JA – A situação de violência a que chegamos, principalmente nas grandes cidades brasileiras, é resultado direto de três décadas de absoluto descaso com as políticas sociais. Populações inteiras ficaram alijadas de formas complementares de renda, como atendimento à saúde, habitação subsidiada, escola de qualidade, previdência que garanta os imprevistos da vida e uma velhice digna, transporte público de boa qualidade, enfim. Os sucessivos governos privilegiaram os ajustes econômicos em função de nossa dívida externa, enxugando os serviços públicos já tão precários, provocando um desemprego nunca antes visto (aqui em SP, está na casa dos 20% da população economicamente ativa) e a precariedade das relações de trabalho, com o encolhimento salarial expressivo. Eu pergunto: um pai ou uma mãe de família que ganha salário mínimo pode cuidar da família? Nem mesmo com os serviços públicos – forma indireta de renda –, ele conta. Assim, os filhos, em contato com o crime organizado já em nível internacional, não possuem horizonte de futuro. Nossa sociedade, pautada pelo consumo, não lhes oferece nada, a não ser desejos não realizáveis. As atividades marginais são uma grande tentação para essa moçada: em vez de R$ 300,00 suados por um mês inteiro de trabalho, a passada de um pacote de droga pode render três vezes esse valor em apenas uma semana.
CN – Existe algum caso que não foi relatado no livro (já que é para crianças) e que chamou a atenção de vocês, como, por exemplo, caso de crianças que se prostituem?
JA – Sim, presenciamos situações envolvendo jovens prostitutas em Fortaleza, ligadas ao turismo sexual, e no interior da Bahia. São casos muito difíceis e trágicos.
CP – Conheci, em uma zona portuária, meninas entre 9 e 11 anos de idade que já estavam começando a se prostituir. Também não tocamos nesse ponto, por causa da faixa etária à qual estávamos nos dirigindo. Mas o tema entrou no segundo livro sobre o mesmo assunto, que foi lançado em maio deste ano, voltado para leitores entre 12 e 14 anos, que já conseguem ter um discernimento melhor em relação a esse tipo de situação. No título do livro – Trabalho Infantil, o difícil sonho de ser criança, quisemos chamar a atenção sobre esse problema tristíssimo que a falta de perspectivas, de alegria, de brincadeiras provoca: a ausência do sonho. Chego a pensar que “o direito de sonhar” deveria fazer parte do Estatuto da Criança e do Adolescente…

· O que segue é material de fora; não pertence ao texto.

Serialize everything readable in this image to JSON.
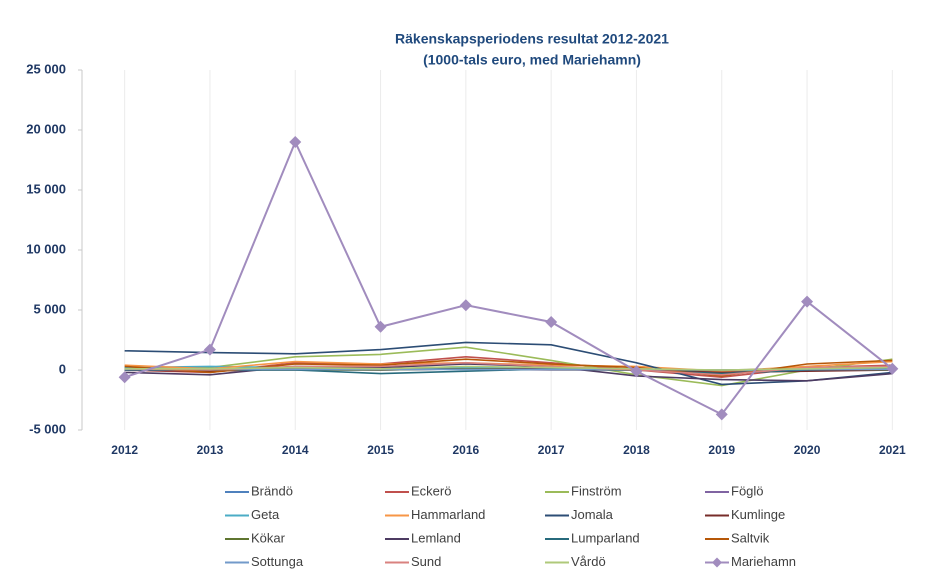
{
  "chart_data": {
    "type": "line",
    "title": "Räkenskapsperiodens resultat 2012-2021",
    "subtitle": "(1000-tals euro, med Mariehamn)",
    "categories": [
      "2012",
      "2013",
      "2014",
      "2015",
      "2016",
      "2017",
      "2018",
      "2019",
      "2020",
      "2021"
    ],
    "ylim": [
      -5000,
      25000
    ],
    "yticks": [
      {
        "value": -5000,
        "label": "-5 000"
      },
      0,
      {
        "value": 5000,
        "label": "5 000"
      },
      {
        "value": 10000,
        "label": "10 000"
      },
      {
        "value": 15000,
        "label": "15 000"
      },
      {
        "value": 20000,
        "label": "20 000"
      },
      {
        "value": 25000,
        "label": "25 000"
      }
    ],
    "legend": "bottom",
    "series": [
      {
        "name": "Brändö",
        "color": "#4f81bd",
        "values": [
          100,
          0,
          100,
          50,
          100,
          50,
          0,
          -100,
          0,
          100
        ]
      },
      {
        "name": "Eckerö",
        "color": "#c0504d",
        "values": [
          0,
          -200,
          600,
          500,
          1100,
          600,
          0,
          -600,
          200,
          400
        ]
      },
      {
        "name": "Finström",
        "color": "#9bbb59",
        "values": [
          200,
          200,
          1100,
          1300,
          1900,
          800,
          -400,
          -1300,
          0,
          900
        ]
      },
      {
        "name": "Föglö",
        "color": "#8064a2",
        "values": [
          0,
          0,
          0,
          0,
          100,
          0,
          0,
          -100,
          0,
          0
        ]
      },
      {
        "name": "Geta",
        "color": "#4bacc6",
        "values": [
          200,
          300,
          200,
          100,
          200,
          100,
          0,
          -200,
          100,
          200
        ]
      },
      {
        "name": "Hammarland",
        "color": "#f79646",
        "values": [
          400,
          100,
          700,
          500,
          600,
          400,
          300,
          -100,
          300,
          700
        ]
      },
      {
        "name": "Jomala",
        "color": "#2c4d75",
        "values": [
          1600,
          1450,
          1350,
          1700,
          2300,
          2100,
          600,
          -1200,
          -900,
          -200
        ]
      },
      {
        "name": "Kumlinge",
        "color": "#772c2a",
        "values": [
          0,
          -100,
          100,
          0,
          100,
          100,
          0,
          -200,
          -100,
          0
        ]
      },
      {
        "name": "Kökar",
        "color": "#5f7530",
        "values": [
          100,
          0,
          0,
          0,
          100,
          50,
          0,
          0,
          100,
          0
        ]
      },
      {
        "name": "Lemland",
        "color": "#4d3b62",
        "values": [
          -200,
          -400,
          300,
          200,
          500,
          300,
          -500,
          -800,
          -900,
          -300
        ]
      },
      {
        "name": "Lumparland",
        "color": "#276a7c",
        "values": [
          0,
          0,
          0,
          -300,
          -100,
          100,
          0,
          -300,
          0,
          100
        ]
      },
      {
        "name": "Saltvik",
        "color": "#b65708",
        "values": [
          300,
          -200,
          500,
          400,
          900,
          500,
          200,
          -500,
          500,
          800
        ]
      },
      {
        "name": "Sottunga",
        "color": "#729aca",
        "values": [
          50,
          50,
          50,
          50,
          50,
          50,
          50,
          0,
          50,
          50
        ]
      },
      {
        "name": "Sund",
        "color": "#d9827f",
        "values": [
          100,
          0,
          300,
          300,
          600,
          300,
          0,
          -400,
          200,
          300
        ]
      },
      {
        "name": "Vårdö",
        "color": "#afc97a",
        "values": [
          100,
          100,
          200,
          100,
          300,
          200,
          100,
          0,
          100,
          200
        ]
      },
      {
        "name": "Mariehamn",
        "color": "#a18cbe",
        "marker": "diamond",
        "values": [
          -600,
          1700,
          19000,
          3600,
          5400,
          4000,
          -100,
          -3700,
          5700,
          100
        ]
      }
    ]
  }
}
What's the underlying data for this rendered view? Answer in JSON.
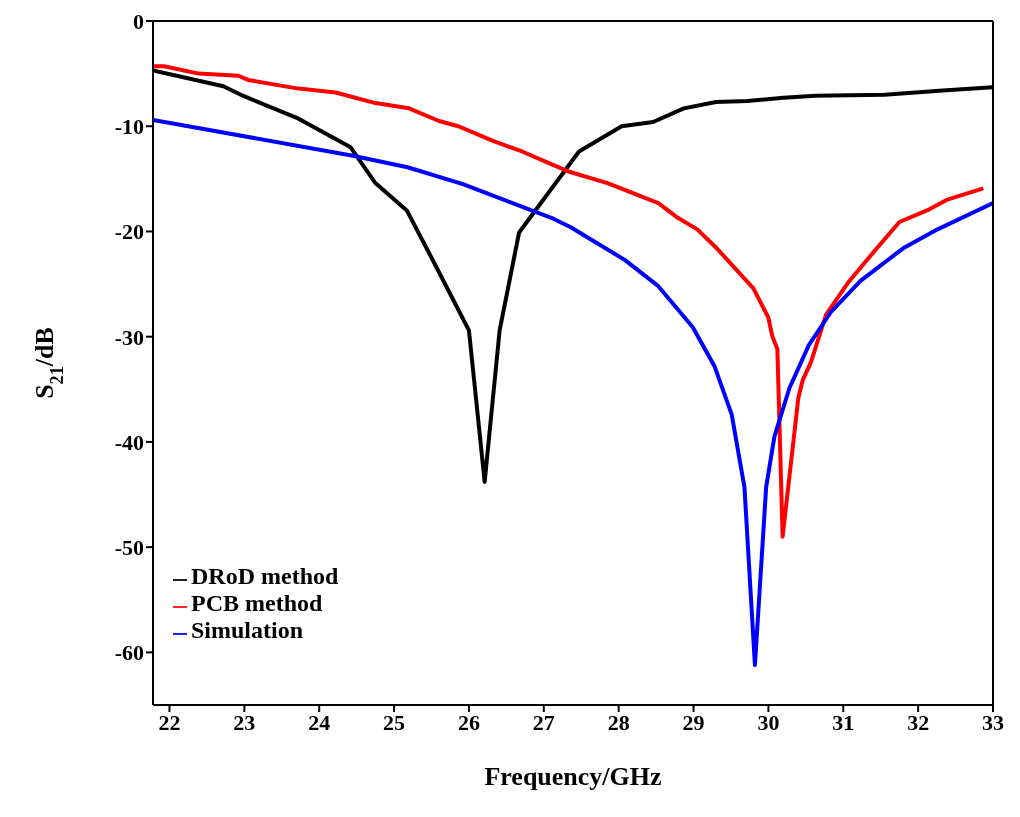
{
  "chart_data": {
    "type": "line",
    "xlabel": "Frequency/GHz",
    "ylabel": "S$_{21}$/dB",
    "xlim": [
      21.78,
      33
    ],
    "ylim": [
      -65,
      0
    ],
    "xticks": [
      22,
      23,
      24,
      25,
      26,
      27,
      28,
      29,
      30,
      31,
      32,
      33
    ],
    "yticks": [
      -60,
      -50,
      -40,
      -30,
      -20,
      -10,
      0
    ],
    "legend": "bottom left",
    "marker": "none",
    "line_style": "solid",
    "series": [
      {
        "name": "DRoD method",
        "color": "#000000",
        "x": [
          21.78,
          22.72,
          22.98,
          23.7,
          24.42,
          24.75,
          25.17,
          25.53,
          26.0,
          26.21,
          26.41,
          26.67,
          27.47,
          28.04,
          28.46,
          28.87,
          29.3,
          29.72,
          30.2,
          30.63,
          31.55,
          32.33,
          32.99
        ],
        "values": [
          -4.7,
          -6.2,
          -7.1,
          -9.2,
          -12.0,
          -15.4,
          -18.0,
          -22.9,
          -29.4,
          -43.8,
          -29.4,
          -20.1,
          -12.4,
          -10.0,
          -9.6,
          -8.3,
          -7.7,
          -7.6,
          -7.3,
          -7.1,
          -7.0,
          -6.6,
          -6.3
        ]
      },
      {
        "name": "PCB method",
        "color": "#ff0000",
        "x": [
          21.78,
          21.93,
          22.39,
          22.92,
          23.05,
          23.7,
          24.22,
          24.75,
          25.2,
          25.6,
          25.86,
          26.32,
          26.71,
          27.1,
          27.33,
          27.85,
          28.53,
          28.79,
          29.05,
          29.31,
          29.8,
          30.0,
          30.05,
          30.12,
          30.19,
          30.4,
          30.46,
          30.57,
          30.77,
          31.06,
          31.4,
          31.75,
          32.15,
          32.38,
          32.87
        ],
        "values": [
          -4.3,
          -4.3,
          -5.0,
          -5.2,
          -5.6,
          -6.4,
          -6.8,
          -7.8,
          -8.3,
          -9.5,
          -10.0,
          -11.4,
          -12.4,
          -13.6,
          -14.3,
          -15.4,
          -17.3,
          -18.7,
          -19.8,
          -21.6,
          -25.4,
          -28.2,
          -29.9,
          -31.2,
          -49.0,
          -35.8,
          -34.1,
          -32.4,
          -27.9,
          -24.9,
          -22.0,
          -19.1,
          -17.9,
          -17.0,
          -15.9
        ]
      },
      {
        "name": "Simulation",
        "color": "#0000ff",
        "x": [
          21.78,
          24.45,
          25.18,
          25.92,
          27.1,
          27.36,
          28.08,
          28.53,
          28.99,
          29.28,
          29.51,
          29.68,
          29.82,
          29.97,
          30.08,
          30.28,
          30.54,
          30.83,
          31.23,
          31.8,
          32.26,
          33.0
        ],
        "values": [
          -9.4,
          -12.8,
          -13.9,
          -15.5,
          -18.7,
          -19.6,
          -22.7,
          -25.2,
          -29.1,
          -32.8,
          -37.4,
          -44.3,
          -61.2,
          -44.3,
          -39.5,
          -34.9,
          -30.8,
          -27.7,
          -24.7,
          -21.6,
          -19.8,
          -17.3
        ]
      }
    ]
  }
}
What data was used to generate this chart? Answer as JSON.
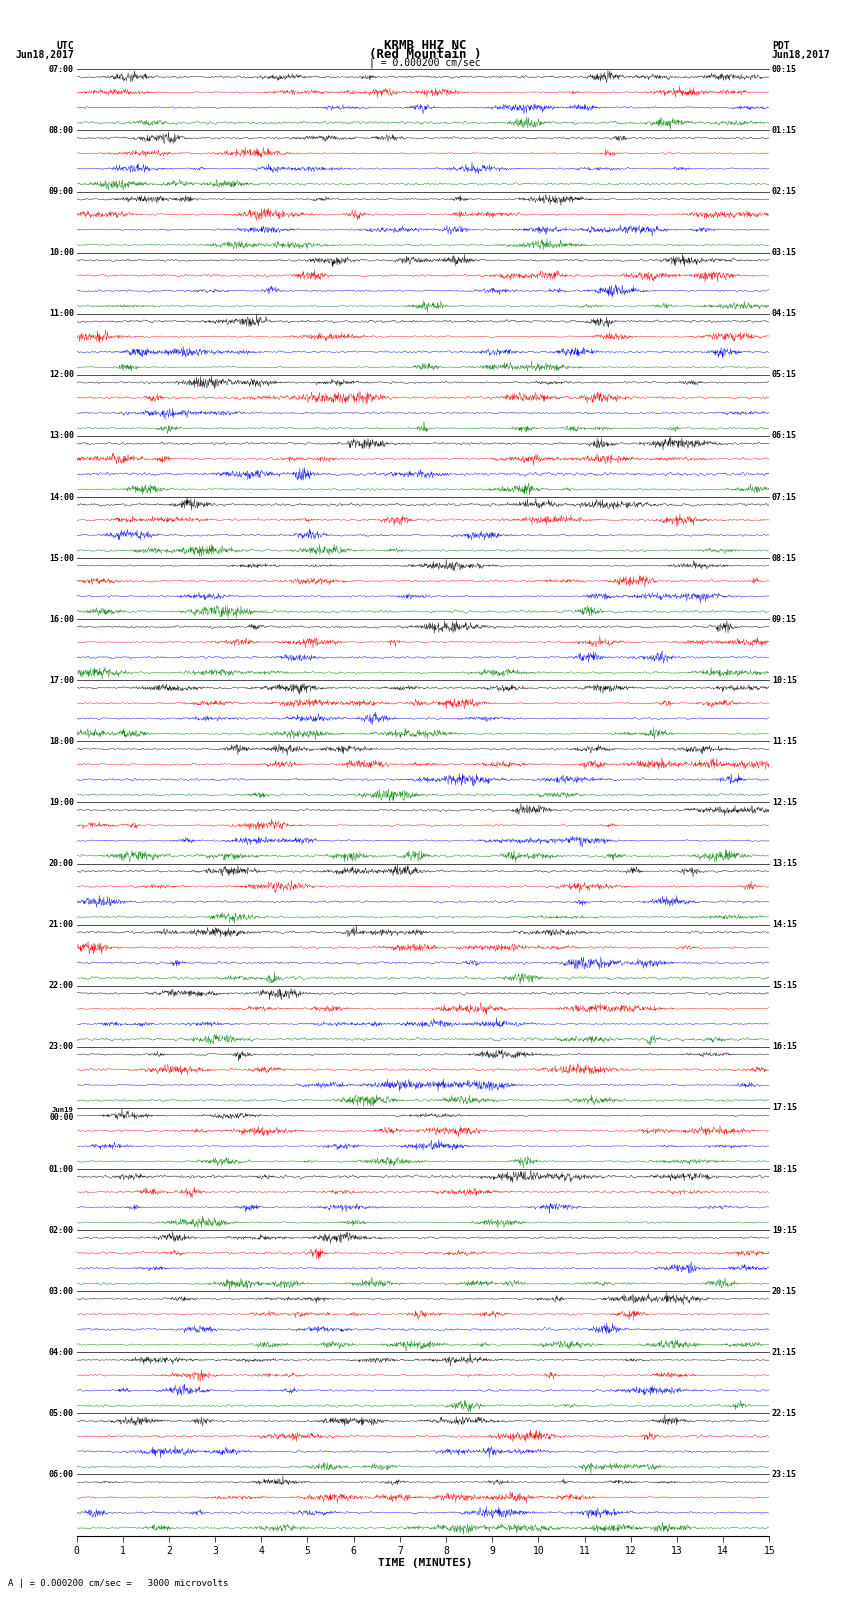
{
  "title_line1": "KRMB HHZ NC",
  "title_line2": "(Red Mountain )",
  "scale_text": "| = 0.000200 cm/sec",
  "scale_text2": "A | = 0.000200 cm/sec =   3000 microvolts",
  "xlabel": "TIME (MINUTES)",
  "x_ticks": [
    0,
    1,
    2,
    3,
    4,
    5,
    6,
    7,
    8,
    9,
    10,
    11,
    12,
    13,
    14,
    15
  ],
  "utc_times": [
    "07:00",
    "08:00",
    "09:00",
    "10:00",
    "11:00",
    "12:00",
    "13:00",
    "14:00",
    "15:00",
    "16:00",
    "17:00",
    "18:00",
    "19:00",
    "20:00",
    "21:00",
    "22:00",
    "23:00",
    "Jun19\n00:00",
    "01:00",
    "02:00",
    "03:00",
    "04:00",
    "05:00",
    "06:00"
  ],
  "pdt_times": [
    "00:15",
    "01:15",
    "02:15",
    "03:15",
    "04:15",
    "05:15",
    "06:15",
    "07:15",
    "08:15",
    "09:15",
    "10:15",
    "11:15",
    "12:15",
    "13:15",
    "14:15",
    "15:15",
    "16:15",
    "17:15",
    "18:15",
    "19:15",
    "20:15",
    "21:15",
    "22:15",
    "23:15"
  ],
  "n_rows": 24,
  "traces_per_row": 4,
  "colors": [
    "black",
    "red",
    "blue",
    "green"
  ],
  "fig_width": 8.5,
  "fig_height": 16.13,
  "dpi": 100,
  "background_color": "white",
  "noise_scale": [
    0.28,
    0.45,
    0.38,
    0.28
  ],
  "seed": 42
}
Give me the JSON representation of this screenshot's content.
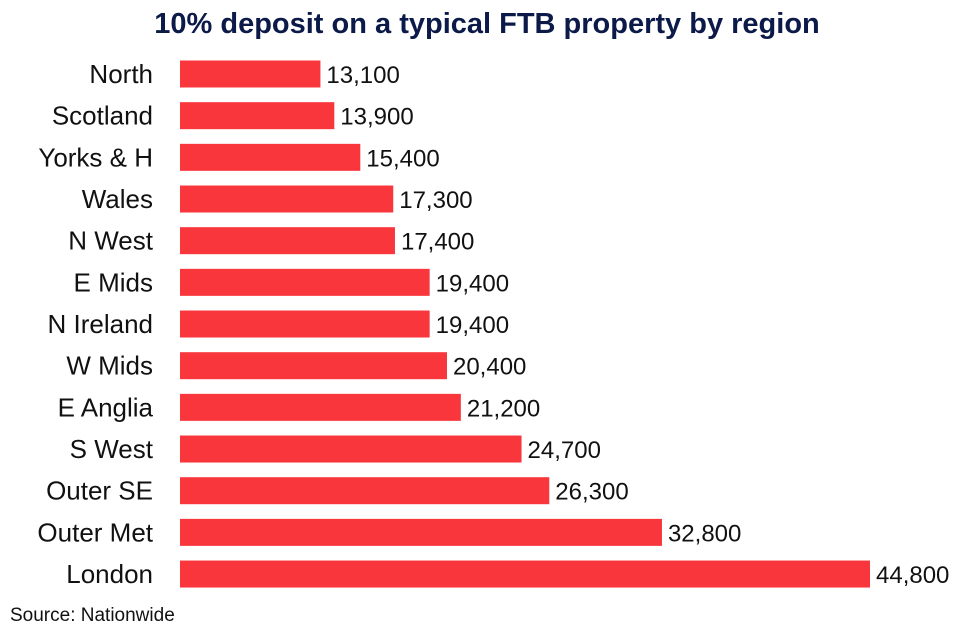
{
  "chart_data": {
    "type": "bar",
    "orientation": "horizontal",
    "title": "10% deposit on a typical FTB property by region",
    "source": "Source: Nationwide",
    "categories": [
      "North",
      "Scotland",
      "Yorks & H",
      "Wales",
      "N West",
      "E Mids",
      "N Ireland",
      "W Mids",
      "E Anglia",
      "S West",
      "Outer SE",
      "Outer Met",
      "London"
    ],
    "values": [
      13100,
      13900,
      15400,
      17300,
      17400,
      19400,
      19400,
      20400,
      21200,
      24700,
      26300,
      32800,
      44800
    ],
    "value_labels": [
      "13,100",
      "13,900",
      "15,400",
      "17,300",
      "17,400",
      "19,400",
      "19,400",
      "20,400",
      "21,200",
      "24,700",
      "26,300",
      "32,800",
      "44,800"
    ],
    "xlabel": "",
    "ylabel": "",
    "xlim": [
      5000,
      45000
    ],
    "grid": false,
    "colors": {
      "bar": "#f9363c",
      "title": "#0b1a48",
      "text": "#111111"
    }
  }
}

CN – O que as pessoas devem fazer se souberem do caso de crianças trabalhadoras?
CP – Denunciar ao Conselho Tutelar, entidade formada por membros eleitos dentro de sua comunidade, responsável por encaminhar os casos para uma solução. Costumam funcionar junto às prefeituras, aos fóruns… Até a Lista Telefônica pode ajudar numa hora dessas.
JA – Mas o trabalho infantil não é caso de denúncia imediata, como as situações de violência. A denúncia pode ser feita ao Conselho Tutelar do local, mas é importante debater esse assunto onde ele está ocorrendo. Quais as causas que estão provocando essas situações? Existe mobilização social para dar conta da denúncia e de seus efeitos? Porque não se pode apenas denunciar e retirar a criança do trabalho – é penalizar a família duas vezes. É preciso alguma política compensatória até aquela situação mudar. Por isso, é importante debater e encaminhar propostas nesse sentido e localmente. Conheço um promotor público aqui em SP que diz que a luta contra o trabalho infantil é semelhante à dos abolicionistas contra a escravidão, é demorada e difícil de se empreender.